On-diagonal Heat Kernel Lower Bound for Strongly Local Symmetric Dirichlet Forms

TL;DR

This paper establishes on-diagonal heat kernel lower bounds for strongly local symmetric Dirichlet forms on general measure spaces, under minimal volume growth assumptions, extending previous results beyond volume-doubling spaces.

Contribution

It proves heat kernel lower bounds assuming only a Nash-type inequality and a mild volume growth condition, without requiring volume-doubling property.

Findings

Heat kernel lower bounds are obtained outside a properly exceptional set.

The results apply to spaces with volume growth bounded by a doubling function.

The approach extends known bounds to more general measure spaces.

Abstract

This paper studies strongly local symmetric Dirichlet forms on general measure spaces. The underlying space is equipped with the intrinsic metric induced by the Dirichlet form, with respect to which the metric measure space does not necessarily satisfy volume-doubling property.
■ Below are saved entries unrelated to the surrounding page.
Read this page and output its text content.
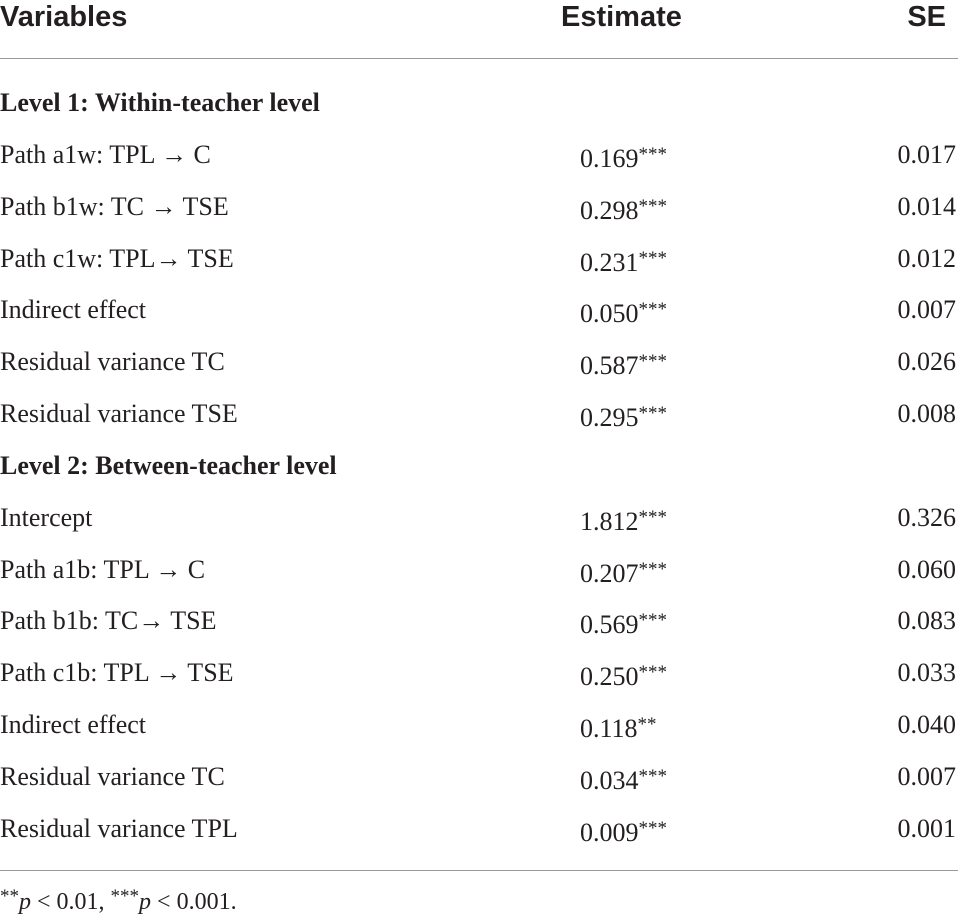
Variables	Estimate	SE
Level 1: Within-teacher level
Path a1w: TPL → C	0.169***	0.017
Path b1w: TC → TSE	0.298***	0.014
Path c1w: TPL→ TSE	0.231***	0.012
Indirect effect	0.050***	0.007
Residual variance TC	0.587***	0.026
Residual variance TSE	0.295***	0.008
Level 2: Between-teacher level
Intercept	1.812***	0.326
Path a1b: TPL → C	0.207***	0.060
Path b1b: TC→ TSE	0.569***	0.083
Path c1b: TPL → TSE	0.250***	0.033
Indirect effect	0.118**	0.040
Residual variance TC	0.034***	0.007
Residual variance TPL	0.009***	0.001
**p < 0.01, ***p < 0.001.
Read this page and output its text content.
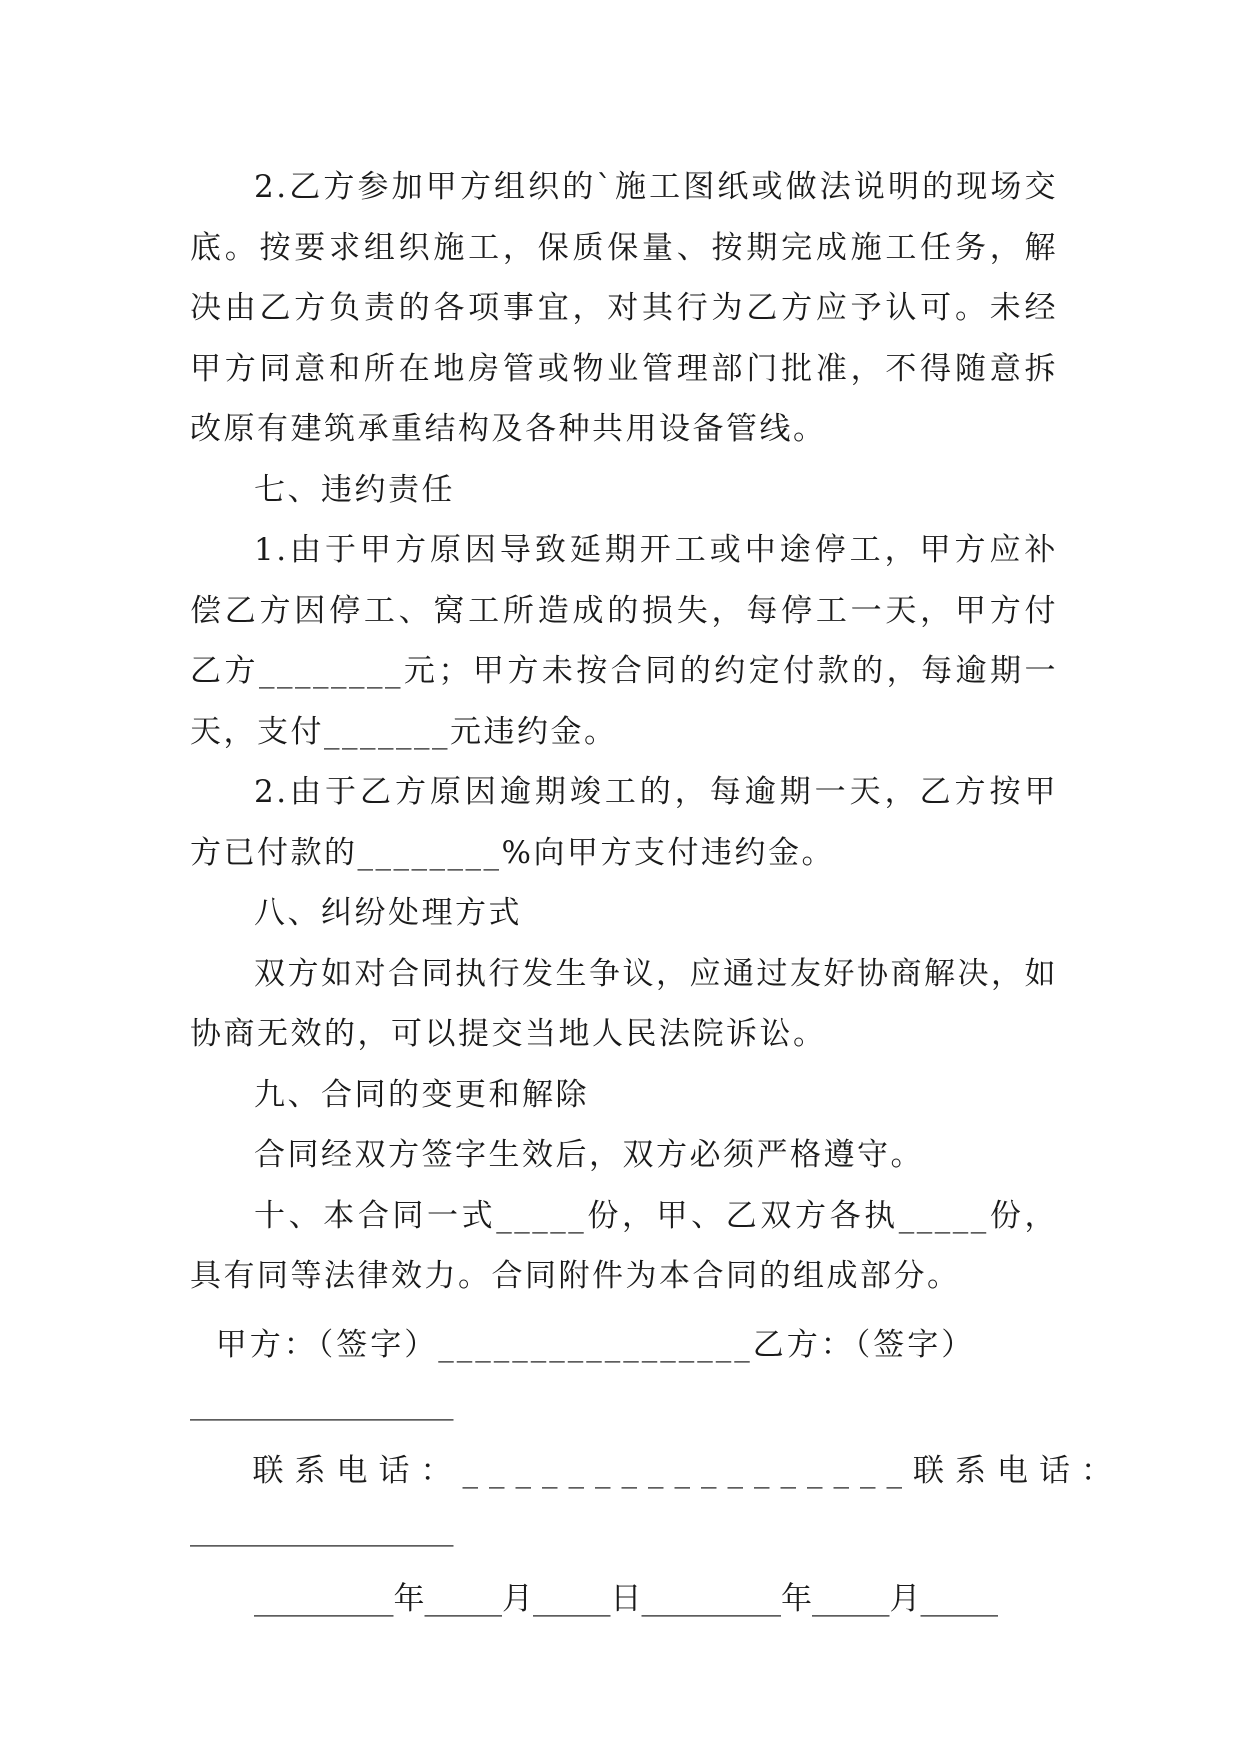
2.乙方参加甲方组织的`施工图纸或做法说明的现场交底。按要求组织施工，保质保量、按期完成施工任务，解决由乙方负责的各项事宜，对其行为乙方应予认可。未经甲方同意和所在地房管或物业管理部门批准，不得随意拆改原有建筑承重结构及各种共用设备管线。

七、违约责任

1.由于甲方原因导致延期开工或中途停工，甲方应补偿乙方因停工、窝工所造成的损失，每停工一天，甲方付乙方________元；甲方未按合同的约定付款的，每逾期一天，支付_______元违约金。

2.由于乙方原因逾期竣工的，每逾期一天，乙方按甲方已付款的________%向甲方支付违约金。

八、纠纷处理方式

双方如对合同执行发生争议，应通过友好协商解决，如协商无效的，可以提交当地人民法院诉讼。

九、合同的变更和解除

合同经双方签字生效后，双方必须严格遵守。

十、本合同一式_____份，甲、乙双方各执_____份，具有同等法律效力。合同附件为本合同的组成部分。

甲方：（签字）_________________乙方：（签字）
_________________
联系电话：_________________联系电话：
_________________
_________年_____月_____日_________年_____月_____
Assuming Nash-type inequality, it is proved in this paper that outside a properly exceptional set, given a pointwise on-diagonal heat kernel upper bound in terms of the volume function, the comparable heat kernel lower bound also holds. The only assumption made on the volume growth rate is that it can be bounded by a continuous function satisfying doubling property, in other words, is not exponential.